Alyssa smiled as the women fluttered in—until she arrived in Sterling, she had never met three little old ladies quite like these. The first time Alyssa had met the “troublesome threesome,” as they were known around town, she’d been overwhelmed. Small-town people seemed a lot more friendly—and nosy—than their big-city peers.
It hadn’t taken her long to fall in love with the women, though. They were just so kind, and they remembered everything. Alyssa had once been eating a cookies-and-cream candy bar and mentioned how much she loved white chocolate, and the next time the three had come over, they brought her a gift basket filled with various chocolates. It was something so simple but so sweet.
Since her hormones were all out of whack, the gesture had made her cry, instantly concerning the three women. She’d assured them she was fine, just very tired from her late shift at the bar.
“Are you going to play with us today, Alyssa?” Eileen asked.
Once in a while, Alyssa would join them in their weekly card game—she actually enjoyed herself. Although they all looked like sweet women, they were definitely sharks when it came to card games.
“I wish I could, but I have a double shift today,” she said, her feet already aching at the prospect.
“You work too much, darling,” Maggie remarked. “How are you supposed to find a good man and settle down if you’re always hanging out in a bar with a bunch of drunks?”
“I’m not looking for a man.
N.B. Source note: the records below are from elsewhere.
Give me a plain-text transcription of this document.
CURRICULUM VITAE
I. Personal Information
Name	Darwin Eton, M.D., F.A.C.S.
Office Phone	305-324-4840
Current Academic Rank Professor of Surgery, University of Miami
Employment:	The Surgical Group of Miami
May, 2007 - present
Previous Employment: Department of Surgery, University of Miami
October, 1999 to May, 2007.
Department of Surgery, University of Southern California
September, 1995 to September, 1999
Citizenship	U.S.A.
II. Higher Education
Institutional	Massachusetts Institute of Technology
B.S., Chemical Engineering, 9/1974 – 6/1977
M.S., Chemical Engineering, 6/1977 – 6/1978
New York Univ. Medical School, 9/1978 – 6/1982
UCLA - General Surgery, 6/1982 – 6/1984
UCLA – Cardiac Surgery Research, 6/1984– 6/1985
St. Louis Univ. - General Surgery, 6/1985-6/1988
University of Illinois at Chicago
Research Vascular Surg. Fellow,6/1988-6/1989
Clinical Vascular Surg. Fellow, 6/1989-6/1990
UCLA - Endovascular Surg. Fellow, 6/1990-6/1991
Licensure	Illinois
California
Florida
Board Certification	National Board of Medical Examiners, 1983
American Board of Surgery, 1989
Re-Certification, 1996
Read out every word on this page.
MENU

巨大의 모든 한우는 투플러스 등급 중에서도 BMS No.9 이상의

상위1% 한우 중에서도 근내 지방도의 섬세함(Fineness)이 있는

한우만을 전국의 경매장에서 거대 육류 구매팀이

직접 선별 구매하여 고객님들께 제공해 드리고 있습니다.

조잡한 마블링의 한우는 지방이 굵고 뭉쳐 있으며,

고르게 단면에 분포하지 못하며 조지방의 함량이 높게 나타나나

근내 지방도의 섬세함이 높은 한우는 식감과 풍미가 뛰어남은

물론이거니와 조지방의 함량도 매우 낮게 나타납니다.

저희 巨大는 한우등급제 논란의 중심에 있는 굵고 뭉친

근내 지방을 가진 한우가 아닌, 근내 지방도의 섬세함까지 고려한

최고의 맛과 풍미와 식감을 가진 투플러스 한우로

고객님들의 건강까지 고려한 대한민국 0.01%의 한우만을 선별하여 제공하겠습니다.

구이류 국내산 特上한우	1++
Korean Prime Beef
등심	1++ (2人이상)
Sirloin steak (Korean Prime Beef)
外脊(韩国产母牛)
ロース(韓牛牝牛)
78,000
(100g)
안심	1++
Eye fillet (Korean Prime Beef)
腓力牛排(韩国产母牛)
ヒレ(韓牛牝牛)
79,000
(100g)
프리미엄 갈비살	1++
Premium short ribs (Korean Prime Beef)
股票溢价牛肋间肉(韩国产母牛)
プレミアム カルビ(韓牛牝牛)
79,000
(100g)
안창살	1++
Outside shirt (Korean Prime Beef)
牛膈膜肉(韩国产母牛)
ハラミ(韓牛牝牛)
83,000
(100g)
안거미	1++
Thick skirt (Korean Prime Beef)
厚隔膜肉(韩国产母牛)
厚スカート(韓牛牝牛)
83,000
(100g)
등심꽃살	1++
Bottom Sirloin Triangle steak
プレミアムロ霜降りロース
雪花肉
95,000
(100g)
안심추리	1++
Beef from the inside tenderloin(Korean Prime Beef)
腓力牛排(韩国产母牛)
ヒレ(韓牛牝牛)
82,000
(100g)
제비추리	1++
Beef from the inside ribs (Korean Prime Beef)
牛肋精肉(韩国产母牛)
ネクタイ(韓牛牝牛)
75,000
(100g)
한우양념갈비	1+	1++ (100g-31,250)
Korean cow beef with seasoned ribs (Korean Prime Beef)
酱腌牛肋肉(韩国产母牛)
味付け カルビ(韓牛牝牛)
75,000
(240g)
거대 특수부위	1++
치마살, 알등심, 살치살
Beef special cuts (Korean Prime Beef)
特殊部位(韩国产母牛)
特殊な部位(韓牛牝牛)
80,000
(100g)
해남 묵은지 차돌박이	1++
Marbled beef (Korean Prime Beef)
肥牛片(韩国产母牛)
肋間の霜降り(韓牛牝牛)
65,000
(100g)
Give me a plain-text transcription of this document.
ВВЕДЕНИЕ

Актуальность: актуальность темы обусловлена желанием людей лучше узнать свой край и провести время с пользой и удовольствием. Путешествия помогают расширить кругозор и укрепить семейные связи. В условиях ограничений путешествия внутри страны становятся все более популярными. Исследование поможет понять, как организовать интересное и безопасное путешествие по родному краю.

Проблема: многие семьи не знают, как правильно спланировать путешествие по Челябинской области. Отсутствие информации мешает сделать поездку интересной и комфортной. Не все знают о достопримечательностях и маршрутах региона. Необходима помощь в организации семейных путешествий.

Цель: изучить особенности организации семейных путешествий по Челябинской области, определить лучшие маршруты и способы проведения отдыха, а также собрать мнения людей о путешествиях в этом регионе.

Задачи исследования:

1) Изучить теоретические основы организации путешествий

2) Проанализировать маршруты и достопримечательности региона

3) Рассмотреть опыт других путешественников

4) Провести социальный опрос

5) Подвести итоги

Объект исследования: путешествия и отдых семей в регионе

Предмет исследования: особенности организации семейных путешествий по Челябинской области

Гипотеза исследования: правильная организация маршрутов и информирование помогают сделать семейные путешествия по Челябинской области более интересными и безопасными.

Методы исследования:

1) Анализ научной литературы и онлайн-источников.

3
I like my life just the way it is,” Alyssa told the women for what felt like the hundredth time. Was their mission to ensure that Sterling contained no single adults over the age of eighteen?
“Oh, pish posh, we all need someone,” Bethel said.
Alyssa had heard this same response just as many times. “You ladies have a wonderful time. I need to shower and get ready for work.”